I don't mean to gloss over the fact that Henry had cancer. This disease relegated Henry's lifespan to just 1679 days. We know it's not normal. We know it is not what any parent would wish for. But that was our Henry. We tried to love him all up in that short amount of time. So what better way to honor and memorialize him than to celebrate him. He was wonderful, he was beautiful, he taught us to love our lives with all we've got. He was our son, our brother, our grandson, our nephew, our friend - our hero. And now, he's our inspiration.
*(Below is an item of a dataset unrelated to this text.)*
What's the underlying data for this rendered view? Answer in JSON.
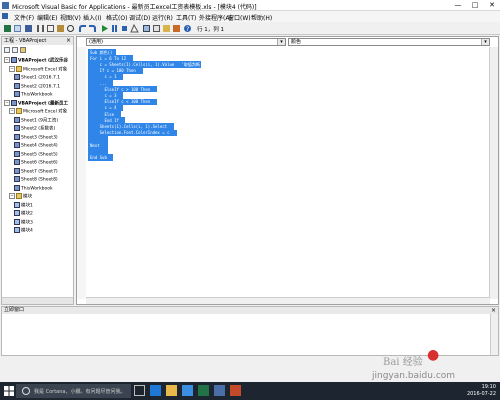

Our inspiration to get up each morning and live and love and learn because he cannot.

So this was our tribute to him.

Memorial Service
Tuesday March 3, 2009
(program outside - program inside - photos)
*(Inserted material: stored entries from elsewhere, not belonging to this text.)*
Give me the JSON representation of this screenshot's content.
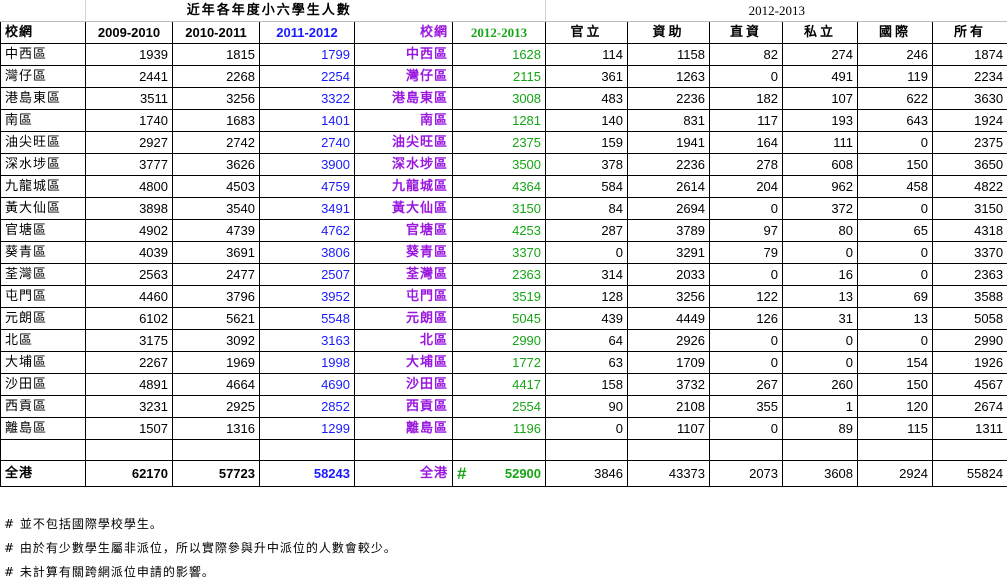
{
  "sheet_title": "近年各年度小六學生人數",
  "year_group_title": "2012-2013",
  "headers": {
    "district": "校網",
    "y2009": "2009-2010",
    "y2010": "2010-2011",
    "y2011": "2011-2012",
    "district2": "校網",
    "y2012": "2012-2013",
    "gov": "官立",
    "aided": "資助",
    "dss": "直資",
    "private": "私立",
    "intl": "國際",
    "all": "所有"
  },
  "rows": [
    {
      "name": "中西區",
      "y2009": "1939",
      "y2010": "1815",
      "y2011": "1799",
      "y2012": "1628",
      "gov": "114",
      "aided": "1158",
      "dss": "82",
      "private": "274",
      "intl": "246",
      "all": "1874"
    },
    {
      "name": "灣仔區",
      "y2009": "2441",
      "y2010": "2268",
      "y2011": "2254",
      "y2012": "2115",
      "gov": "361",
      "aided": "1263",
      "dss": "0",
      "private": "491",
      "intl": "119",
      "all": "2234"
    },
    {
      "name": "港島東區",
      "y2009": "3511",
      "y2010": "3256",
      "y2011": "3322",
      "y2012": "3008",
      "gov": "483",
      "aided": "2236",
      "dss": "182",
      "private": "107",
      "intl": "622",
      "all": "3630"
    },
    {
      "name": "南區",
      "y2009": "1740",
      "y2010": "1683",
      "y2011": "1401",
      "y2012": "1281",
      "gov": "140",
      "aided": "831",
      "dss": "117",
      "private": "193",
      "intl": "643",
      "all": "1924"
    },
    {
      "name": "油尖旺區",
      "y2009": "2927",
      "y2010": "2742",
      "y2011": "2740",
      "y2012": "2375",
      "gov": "159",
      "aided": "1941",
      "dss": "164",
      "private": "111",
      "intl": "0",
      "all": "2375"
    },
    {
      "name": "深水埗區",
      "y2009": "3777",
      "y2010": "3626",
      "y2011": "3900",
      "y2012": "3500",
      "gov": "378",
      "aided": "2236",
      "dss": "278",
      "private": "608",
      "intl": "150",
      "all": "3650"
    },
    {
      "name": "九龍城區",
      "y2009": "4800",
      "y2010": "4503",
      "y2011": "4759",
      "y2012": "4364",
      "gov": "584",
      "aided": "2614",
      "dss": "204",
      "private": "962",
      "intl": "458",
      "all": "4822"
    },
    {
      "name": "黃大仙區",
      "y2009": "3898",
      "y2010": "3540",
      "y2011": "3491",
      "y2012": "3150",
      "gov": "84",
      "aided": "2694",
      "dss": "0",
      "private": "372",
      "intl": "0",
      "all": "3150"
    },
    {
      "name": "官塘區",
      "y2009": "4902",
      "y2010": "4739",
      "y2011": "4762",
      "y2012": "4253",
      "gov": "287",
      "aided": "3789",
      "dss": "97",
      "private": "80",
      "intl": "65",
      "all": "4318"
    },
    {
      "name": "葵青區",
      "y2009": "4039",
      "y2010": "3691",
      "y2011": "3806",
      "y2012": "3370",
      "gov": "0",
      "aided": "3291",
      "dss": "79",
      "private": "0",
      "intl": "0",
      "all": "3370"
    },
    {
      "name": "荃灣區",
      "y2009": "2563",
      "y2010": "2477",
      "y2011": "2507",
      "y2012": "2363",
      "gov": "314",
      "aided": "2033",
      "dss": "0",
      "private": "16",
      "intl": "0",
      "all": "2363"
    },
    {
      "name": "屯門區",
      "y2009": "4460",
      "y2010": "3796",
      "y2011": "3952",
      "y2012": "3519",
      "gov": "128",
      "aided": "3256",
      "dss": "122",
      "private": "13",
      "intl": "69",
      "all": "3588"
    },
    {
      "name": "元朗區",
      "y2009": "6102",
      "y2010": "5621",
      "y2011": "5548",
      "y2012": "5045",
      "gov": "439",
      "aided": "4449",
      "dss": "126",
      "private": "31",
      "intl": "13",
      "all": "5058"
    },
    {
      "name": "北區",
      "y2009": "3175",
      "y2010": "3092",
      "y2011": "3163",
      "y2012": "2990",
      "gov": "64",
      "aided": "2926",
      "dss": "0",
      "private": "0",
      "intl": "0",
      "all": "2990"
    },
    {
      "name": "大埔區",
      "y2009": "2267",
      "y2010": "1969",
      "y2011": "1998",
      "y2012": "1772",
      "gov": "63",
      "aided": "1709",
      "dss": "0",
      "private": "0",
      "intl": "154",
      "all": "1926"
    },
    {
      "name": "沙田區",
      "y2009": "4891",
      "y2010": "4664",
      "y2011": "4690",
      "y2012": "4417",
      "gov": "158",
      "aided": "3732",
      "dss": "267",
      "private": "260",
      "intl": "150",
      "all": "4567"
    },
    {
      "name": "西貢區",
      "y2009": "3231",
      "y2010": "2925",
      "y2011": "2852",
      "y2012": "2554",
      "gov": "90",
      "aided": "2108",
      "dss": "355",
      "private": "1",
      "intl": "120",
      "all": "2674"
    },
    {
      "name": "離島區",
      "y2009": "1507",
      "y2010": "1316",
      "y2011": "1299",
      "y2012": "1196",
      "gov": "0",
      "aided": "1107",
      "dss": "0",
      "private": "89",
      "intl": "115",
      "all": "1311"
    }
  ],
  "total": {
    "name": "全港",
    "y2009": "62170",
    "y2010": "57723",
    "y2011": "58243",
    "hash": "#",
    "y2012": "52900",
    "gov": "3846",
    "aided": "43373",
    "dss": "2073",
    "private": "3608",
    "intl": "2924",
    "all": "55824"
  },
  "notes": [
    "# 並不包括國際學校學生。",
    "# 由於有少數學生屬非派位，所以實際參與升中派位的人數會較少。",
    "# 未計算有關跨網派位申請的影響。"
  ],
  "colors": {
    "blue": "#1a1aff",
    "purple": "#9a17e0",
    "green": "#15a515"
  }
}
Sonnet 43, Elizabeth Barrett Browning

Prayer of Faith

Remarks, Beth Johns

Litany of Thanks

Reflections from Family and Friends

Remembering Henry's Life in Pictures

Closing Words

Balloon Release


Cortland Mansion
19411 Cortland Drive
Hagerstown, MD 21742
Chaplain Beth Johns, Washington County Hospice

Sunday, March 8, 2009

A Life Remembered

My parents left this morning. The house is quiet and its just the four of us now. I didn't know what to expect to feel. I'm grateful to them for being here for us. Their leaving metaphorically ties up the last loose end before we must 'move on' and its hard.

I've noticed gray days are more difficult than sunny ones; quiet times more than busy ones. Sometimes, just as with his disease, things are matter of fact. He died, we've done what everything we could for him and to bring out of it the best things that we could discover in it. Other times we just miss him so.

This is not why I sat down to post. I sat down to let you know of an article in our local paper that was run today regarding Henry called, "A Life Remembered". Here is the link: A Life Remembered, Henry Keating Scheck

Thursday, March 5, 2009

Henry's Gift

I could never have anticipated the feelings that we experienced at Henry's memorial service. We were pleased that the space was filled with sunlight. We were happy to have Henry's presence through his memories and his special things. As people began to come - some strangers, some old friends, some new friends and our families from all across the country - we cried at our loss and laughed about our love and times with him. Our family felt hundreds strong that day.

We're so grateful to all of you who attended Henry's service, either actually or in spirit. We know of some, despite their best intentions and efforts, could not be there. We have poured over the notes and memories and loving tributes of support that were written to us through the mail or on the message cards from his service. They are touching and heartfelt and will serve as a tremendous memorial of Henry for us. We continue to receive them by email and in cards and we plan to preserve each one. I do have a favor to ask of anyone who took pictures - we'd sincerely appreciate any photos of the ceremony and especially any, any, any pictures you may have of Henry.

Henry's memory has been honored too by many donations to Cure Search, Believe in Tomorrow, Alex's Lemonade Stand and St. Baldrick's among others. We're very touched by the outpouring of generosity and love given to others in his name. Every cent brings us that much closer to additional comfort for families and to a potential cure for many childhood cancers.

As for Tara, me and our girls - we've been shown love and support beyond our wildest expectations. While we are still healing from our losses we feel comforted by the memory of our smiling, brave, four-year-old hero. Our hearts will be forever tender from seeing his picture, or walking by his room, from seeing a toy of his, or remembering how he acted or spoke. But we are slowly and gradually finding balance in the knowledge of his effect on not only our lives but so many we've heard from. It is difficult not to have joy in that. It is in that spirit that I'll be renaming Henry's Challenge to Henry's Gift.

I love you son. You did so well. And I'm forever proud of you.